Further muddying the waters, The New York Post reported that even as Brown announced the closure, at least 20 children were seen entering the Quality Learning Center on December 29, 2025. The center’s manager, Ibrahim Ali, flatly denied the fraud allegations, telling the Post, "Do you go to a coffee shop at 11 p.m. and say, ‘Hey, they’re not working’?" The facility’s hours—Monday through Thursday from 2 to 10 p.m.—may have contributed to some of the confusion. The day care’s sign, which had infamously been misspelled as “Quality Learing Center,” was finally corrected on December 30 after becoming a meme in its own right.

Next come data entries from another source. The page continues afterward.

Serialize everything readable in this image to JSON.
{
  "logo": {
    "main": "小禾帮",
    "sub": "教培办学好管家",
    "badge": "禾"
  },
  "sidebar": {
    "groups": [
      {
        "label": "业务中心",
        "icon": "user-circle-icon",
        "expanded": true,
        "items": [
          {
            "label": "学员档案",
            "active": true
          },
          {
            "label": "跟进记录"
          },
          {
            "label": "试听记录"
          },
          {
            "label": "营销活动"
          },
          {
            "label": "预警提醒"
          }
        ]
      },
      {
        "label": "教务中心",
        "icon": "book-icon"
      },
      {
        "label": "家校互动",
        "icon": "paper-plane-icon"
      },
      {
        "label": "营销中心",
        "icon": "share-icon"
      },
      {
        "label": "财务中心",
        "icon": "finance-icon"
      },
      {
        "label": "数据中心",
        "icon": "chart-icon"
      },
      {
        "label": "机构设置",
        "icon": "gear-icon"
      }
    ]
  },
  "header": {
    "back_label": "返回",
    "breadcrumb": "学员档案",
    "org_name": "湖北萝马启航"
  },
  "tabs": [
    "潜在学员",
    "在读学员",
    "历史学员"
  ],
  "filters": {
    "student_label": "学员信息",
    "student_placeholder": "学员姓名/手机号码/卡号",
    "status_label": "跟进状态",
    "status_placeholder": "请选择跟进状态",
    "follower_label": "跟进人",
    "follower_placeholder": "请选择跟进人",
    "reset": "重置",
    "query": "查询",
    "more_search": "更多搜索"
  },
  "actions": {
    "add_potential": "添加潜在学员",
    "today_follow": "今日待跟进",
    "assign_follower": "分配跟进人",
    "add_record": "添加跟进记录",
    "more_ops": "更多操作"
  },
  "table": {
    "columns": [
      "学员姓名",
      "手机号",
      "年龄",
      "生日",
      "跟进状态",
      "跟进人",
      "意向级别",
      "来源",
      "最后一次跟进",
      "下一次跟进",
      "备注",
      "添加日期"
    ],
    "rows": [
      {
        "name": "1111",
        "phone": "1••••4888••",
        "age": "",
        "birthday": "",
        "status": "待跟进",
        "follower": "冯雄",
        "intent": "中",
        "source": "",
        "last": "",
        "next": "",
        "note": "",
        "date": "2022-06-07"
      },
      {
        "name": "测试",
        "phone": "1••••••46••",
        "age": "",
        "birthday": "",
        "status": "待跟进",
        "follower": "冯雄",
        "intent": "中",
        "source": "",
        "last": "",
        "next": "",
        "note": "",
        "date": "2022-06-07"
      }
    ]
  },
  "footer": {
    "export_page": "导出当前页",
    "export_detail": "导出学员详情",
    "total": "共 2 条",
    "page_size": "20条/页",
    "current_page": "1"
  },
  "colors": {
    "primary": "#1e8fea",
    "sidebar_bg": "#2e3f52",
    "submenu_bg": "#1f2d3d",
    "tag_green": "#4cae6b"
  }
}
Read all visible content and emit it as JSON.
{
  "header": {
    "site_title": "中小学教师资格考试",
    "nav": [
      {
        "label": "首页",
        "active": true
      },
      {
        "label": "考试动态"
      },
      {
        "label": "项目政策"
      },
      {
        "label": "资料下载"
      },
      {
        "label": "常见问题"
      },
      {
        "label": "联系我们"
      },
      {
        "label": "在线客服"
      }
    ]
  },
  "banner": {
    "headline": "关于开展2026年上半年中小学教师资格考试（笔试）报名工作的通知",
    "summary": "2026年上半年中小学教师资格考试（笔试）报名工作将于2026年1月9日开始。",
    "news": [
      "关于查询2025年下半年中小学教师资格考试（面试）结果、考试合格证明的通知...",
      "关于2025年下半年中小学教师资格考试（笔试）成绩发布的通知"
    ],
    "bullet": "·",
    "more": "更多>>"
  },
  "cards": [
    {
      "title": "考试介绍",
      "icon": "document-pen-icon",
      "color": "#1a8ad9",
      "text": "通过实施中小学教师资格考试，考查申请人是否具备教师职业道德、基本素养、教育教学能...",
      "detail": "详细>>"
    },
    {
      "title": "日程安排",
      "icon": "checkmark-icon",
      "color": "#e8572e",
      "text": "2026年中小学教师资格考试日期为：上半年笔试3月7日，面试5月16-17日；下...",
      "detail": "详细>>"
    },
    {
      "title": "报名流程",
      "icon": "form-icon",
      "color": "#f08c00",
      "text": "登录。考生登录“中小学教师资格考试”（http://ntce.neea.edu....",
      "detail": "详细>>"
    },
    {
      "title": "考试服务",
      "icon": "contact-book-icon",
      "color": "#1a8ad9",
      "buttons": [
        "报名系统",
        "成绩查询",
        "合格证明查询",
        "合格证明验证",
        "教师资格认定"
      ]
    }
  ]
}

Not everyone in the neighborhood was convinced by the day care’s explanations. One local resident told the Post, “We’ve never seen kids go in there until today. That parking lot is empty all the time, and I was under the impression that place is permanently closed.” But parents like Fatima Noor told WCCO they had been sending their children to Quality Learning Center multiple times a week for months, contradicting claims that the facility was a front.

The viral allegations came amid a broader, deeply troubling backdrop. Minnesota’s social services have been rocked by a multibillion-dollar fraud scandal involving food handouts, autism programs, and housing subsidies. According to The New York Post, over $1 billion has been misappropriated so far, with dozens of arrests—many involving Somali immigrants. Videos obtained by Fox 9 even show alleged kickbacks being handed to parents. State Rep. Elliot Engen, a candidate for state auditor, told the Post, “We can assume this has been going on for decades. Minnesotans should be furious about this. Americans should be furious about this because not only have their politicians failed them, they went a step farther. This wasn’t an accident. They were engaged in this themselves.”

Yet when it comes to the day cares highlighted by Shirley’s video, no official record supports the claim of widespread fraud—at least so far. CBS News found that all but two of the centers featured had active licenses and had been inspected by state regulators within the last six months. Sweet Angel Child Care, Inc., for example, underwent an unannounced inspection as recently as December 4, 2025. The violations found were mostly related to safety, cleanliness, equipment, and staff training—not fraud.

At ABC Learning Center, another facility targeted in the video, Director Ahmed Hasan said that security footage from December 16, 2025, showed families dropping off children throughout the day. When Shirley and his entourage—some of whom were masked—arrived around noon, staff refused them entry, citing safety and recent ICE activity. Hasan insisted, “Every day is like this,” and attributed Shirley’s video to political motivations. Umi Hassan, the day-to-day operator, echoed those concerns, saying, “When one Somali does something wrong, we all get collective punishment.”

The viral video’s impact was immediate and personal. Both day care operators and landlords like Fardowsa Ali reported receiving a flood of phone calls, some supportive, others threatening. Governor Tim Walz weighed in on social media, stating, “We’ve spent years cracking down on fraudsters. It’s a serious issue—but this has been his plan all along. He’s politicizing the issue to defund programs that help Minnesotans.”

Calls for greater transparency have only grown louder. State Rep. Nolan West sent a letter to Commissioner Brown demanding clarity on how the DCYF keeps inspection timing confidential and whether anything resembling the viral video’s claims had been uncovered. “The department should prioritize maximum transparency with the public. Failing to do so undermines public trust at a critical time,” West wrote.

As investigations continue, the facts remain stubbornly nuanced. While Minnesota’s social services are undeniably facing a historic reckoning over fraud, the specific day care centers at the heart of the latest viral outrage appear—at least for now—to be guilty mainly of safety violations and poor communication, not the absence of children or outright fraud. The story is far from over, but the rush to judgment has already left a mark on families, workers, and communities alike.